Statistical Modelling 1 (2001), 271–285

A comparison of GEE and random effects models for distinguishing heterogeneity, nonstationarity and state dependence in a collection of short binary event series

R. Crouchley and R. B. Davies
Centre for Applied Statistics,
Lancaster University, England
email: r.crouchley@lancaster.ac.uk

Abstract:

GEE transition models and Markov random effect models are applied to a simple panel data set on depression. In each case, the precise specifications adopted were derived from the authors' interpretation of best practice in the literature. The two approaches result in quite different inference on the three process characteristics of interest: state dependence, heterogeneity, and nonstationarity.
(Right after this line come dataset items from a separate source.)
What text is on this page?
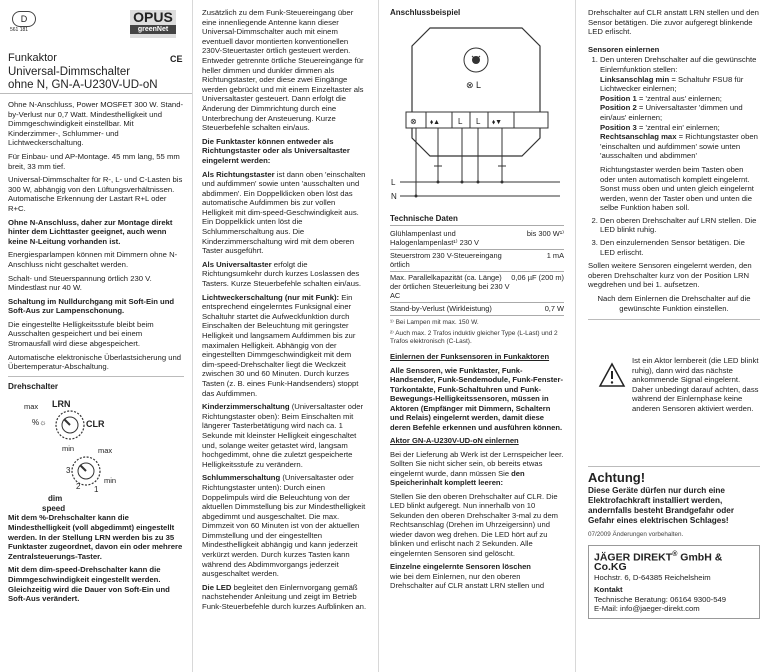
D
561 181
OPUS
greenNet
CE
Funkaktor
Universal-Dimmschalter
ohne N, GN-A-U230V-UD-oN

Ohne N-Anschluss, Power MOSFET 300 W. Stand-by-Verlust nur 0,7 Watt. Mindesthelligkeit und Dimmgeschwindigkeit einstellbar. Mit Kinderzimmer-, Schlummer- und Lichtweckerschaltung.

Für Einbau- und AP-Montage. 45 mm lang, 55 mm breit, 33 mm tief.

Universal-Dimmschalter für R-, L- und C-Lasten bis 300 W, abhängig von den Lüftungsverhältnissen. Automatische Erkennung der Lastart R+L oder R+C.

Ohne N-Anschluss, daher zur Montage direkt hinter dem Lichttaster geeignet, auch wenn keine N-Leitung vorhanden ist.

Energiesparlampen können mit Dimmern ohne N-Anschluss nicht geschaltet werden.

Schalt- und Steuerspannung örtlich 230 V. Mindestlast nur 40 W.

Schaltung im Nulldurchgang mit Soft-Ein und Soft-Aus zur Lampenschonung.

Die eingestellte Helligkeitsstufe bleibt beim Ausschalten gespeichert und bei einem Stromausfall wird diese abgespeichert.

Automatische elektronische Überlastsicherung und Übertemperatur-Abschaltung.

Drehschalter
%☼
max LRN
CLR
min	max
3
2 1
min
dim
speed

Mit dem %-Drehschalter kann die Mindesthelligkeit (voll abgedimmt) eingestellt werden. In der Stellung LRN werden bis zu 35 Funktaster zugeordnet, davon ein oder mehrere Zentralsteuerungs-Taster.

Mit dem dim-speed-Drehschalter kann die Dimmgeschwindigkeit eingestellt werden. Gleichzeitig wird die Dauer von Soft-Ein und Soft-Aus verändert.

Zusätzlich zu dem Funk-Steuereingang über eine innenliegende Antenne kann dieser Universal-Dimmschalter auch mit einem eventuell davor montierten konventionellen 230V-Steuertaster örtlich gesteuert werden. Entweder getrennte örtliche Steuereingänge für heller dimmen und dunkler dimmen als Richtungstaster, oder diese zwei Eingänge werden gebrückt und mit einem Einzeltaster als Universaltaster gesteuert. Dann erfolgt die Änderung der Dimmrichtung durch eine Unterbrechung der Ansteuerung. Kurze Steuerbefehle schalten ein/aus.

Die Funktaster können entweder als Richtungstaster oder als Universaltaster eingelernt werden:

Als Richtungstaster ist dann oben 'einschalten und aufdimmen' sowie unten 'ausschalten und abdimmen'. Ein Doppelklicken oben löst das automatische Aufdimmen bis zur vollen Helligkeit mit dim-speed-Geschwindigkeit aus. Ein Doppelklick unten löst die Schlummerschaltung aus. Die Kinderzimmerschaltung wird mit dem oberen Taster ausgeführt.

Als Universaltaster erfolgt die Richtungsumkehr durch kurzes Loslassen des Tasters. Kurze Steuerbefehle schalten ein/aus.

Lichtweckerschaltung (nur mit Funk): Ein entsprechend eingelerntes Funksignal einer Schaltuhr startet die Aufweckfunktion durch Einschalten der Beleuchtung mit geringster Helligkeit und langsamem Aufdimmen bis zur maximalen Helligkeit. Abhängig von der eingestellten Dimmgeschwindigkeit mit dem dim-speed-Drehschalter liegt die Weckzeit zwischen 30 und 60 Minuten. Durch kurzes Tasten (z. B. eines Funk-Handsenders) stoppt das Aufdimmen.

Kinderzimmerschaltung (Universaltaster oder Richtungstaster oben): Beim Einschalten mit längerer Tasterbetätigung wird nach ca. 1 Sekunde mit kleinster Helligkeit eingeschaltet und, solange weiter getastet wird, langsam hochgedimmt, ohne die zuletzt gespeicherte Helligkeitsstufe zu verändern.

Schlummerschaltung (Universaltaster oder Richtungstaster unten): Durch einen Doppelimpuls wird die Beleuchtung von der aktuellen Dimmstellung bis zur Mindesthelligkeit abgedimmt und ausgeschaltet. Die max. Dimmzeit von 60 Minuten ist von der aktuellen Dimmstellung und der eingestellten Mindesthelligkeit abhängig und kann jederzeit verkürzt werden. Durch kurzes Tasten kann während des Abdimmvorgangs jederzeit ausgeschaltet werden.

Die LED begleitet den Einlernvorgang gemäß nachstehender Anleitung und zeigt im Betrieb Funk-Steuerbefehle durch kurzes Aufblinken an.

Anschlussbeispiel
⊗ L
⊗ ⬧▲ L L ⬧▼
L
N
Technische Daten
Glühlampenlast und Halogenlampenlast¹⁾ 230 V	bis 300 W¹⁾
Steuerstrom 230 V-Steuereingang örtlich	1 mA
Max. Parallelkapazität (ca. Länge) der örtlichen Steuerleitung bei 230 V AC	0,06 µF (200 m)
Stand-by-Verlust (Wirkleistung)	0,7 W
¹⁾ Bei Lampen mit max. 150 W.
²⁾ Auch max. 2 Trafos induktiv gleicher Type (L-Last) und 2 Trafos elektronisch (C-Last).

Einlernen der Funksensoren in Funkaktoren

Alle Sensoren, wie Funktaster, Funk-Handsender, Funk-Sendemodule, Funk-Fenster-Türkontakte, Funk-Schaltuhren und Funk-Bewegungs-Helligkeitssensoren, müssen in Aktoren (Empfänger mit Dimmern, Schaltern und Relais) eingelernt werden, damit diese deren Befehle erkennen und ausführen können.

Aktor GN-A-U230V-UD-oN einlernen

Bei der Lieferung ab Werk ist der Lernspeicher leer. Sollten Sie nicht sicher sein, ob bereits etwas eingelernt wurde, dann müssen Sie den Speicherinhalt komplett leeren:

Stellen Sie den oberen Drehschalter auf CLR. Die LED blinkt aufgeregt. Nun innerhalb von 10 Sekunden den oberen Drehschalter 3-mal zu dem Rechtsanschlag (Drehen im Uhrzeigersinn) und wieder davon weg drehen. Die LED hört auf zu blinken und erlischt nach 2 Sekunden. Alle eingelernten Sensoren sind gelöscht.

Einzelne eingelernte Sensoren löschen

wie bei dem Einlernen, nur den oberen Drehschalter auf CLR anstatt LRN stellen und

Drehschalter auf CLR anstatt LRN stellen und den Sensor betätigen. Die zuvor aufgeregt blinkende LED erlischt.

Sensoren einlernen

1. Den unteren Drehschalter auf die gewünschte Einlernfunktion stellen:
Linksanschlag min = Schaltuhr FSU8 für Lichtwecker einlernen;
Position 1 = 'zentral aus' einlernen;
Position 2 = Universaltaster 'dimmen und ein/aus' einlernen;
Position 3 = 'zentral ein' einlernen;
Rechtsanschlag max = Richtungstaster oben 'einschalten und aufdimmen' sowie unten 'ausschalten und abdimmen'
Richtungstaster werden beim Tasten oben oder unten automatisch komplett eingelernt. Sonst muss oben und unten gleich eingelernt werden, wenn der Taster oben und unten die selbe Funktion haben soll.
2. Den oberen Drehschalter auf LRN stellen. Die LED blinkt ruhig.
3. Den einzulernenden Sensor betätigen. Die LED erlischt.

Sollen weitere Sensoren eingelernt werden, den oberen Drehschalter kurz von der Position LRN wegdrehen und bei 1. aufsetzen.

Nach dem Einlernen die Drehschalter auf die gewünschte Funktion einstellen.

Ist ein Aktor lernbereit (die LED blinkt ruhig), dann wird das nächste ankommende Signal eingelernt. Daher unbedingt darauf achten, dass während der Einlernphase keine anderen Sensoren aktiviert werden.
Achtung!

Diese Geräte dürfen nur durch eine Elektrofachkraft installiert werden, andernfalls besteht Brandgefahr oder Gefahr eines elektrischen Schlages!

07/2009 Änderungen vorbehalten.
JÄGER DIREKT® GmbH & Co.KG
Hochstr. 6, D-64385 Reichelsheim
Kontakt
Technische Beratung: 06164 9300-549
E-Mail: info@jaeger-direkt.com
The design of the analyses permits indirect goodness of fit measures to be derived for the GEE models and these indicate serious deficiencies in this approach. It is shown through simulation and further analyses of the depression data that these deficiencies may be corrected by including the initial observation properly in the analyses and by adopting an appropriate variance-covariance structure. The former problem is widely understood in random effects modelling and is relatively straightforward to address within GEE. The latter problem is more difficult because, without model selection or goodness of fit measures generally available for GEE models, it is not clear how one may select empirically between alternative variance-covariance structures. Inappropriate variance-covariance specifications prejudice consistent estimation of state dependence and nonstationarity.

Keywords:

GEE; panel data; random effects; state dependence; transition model.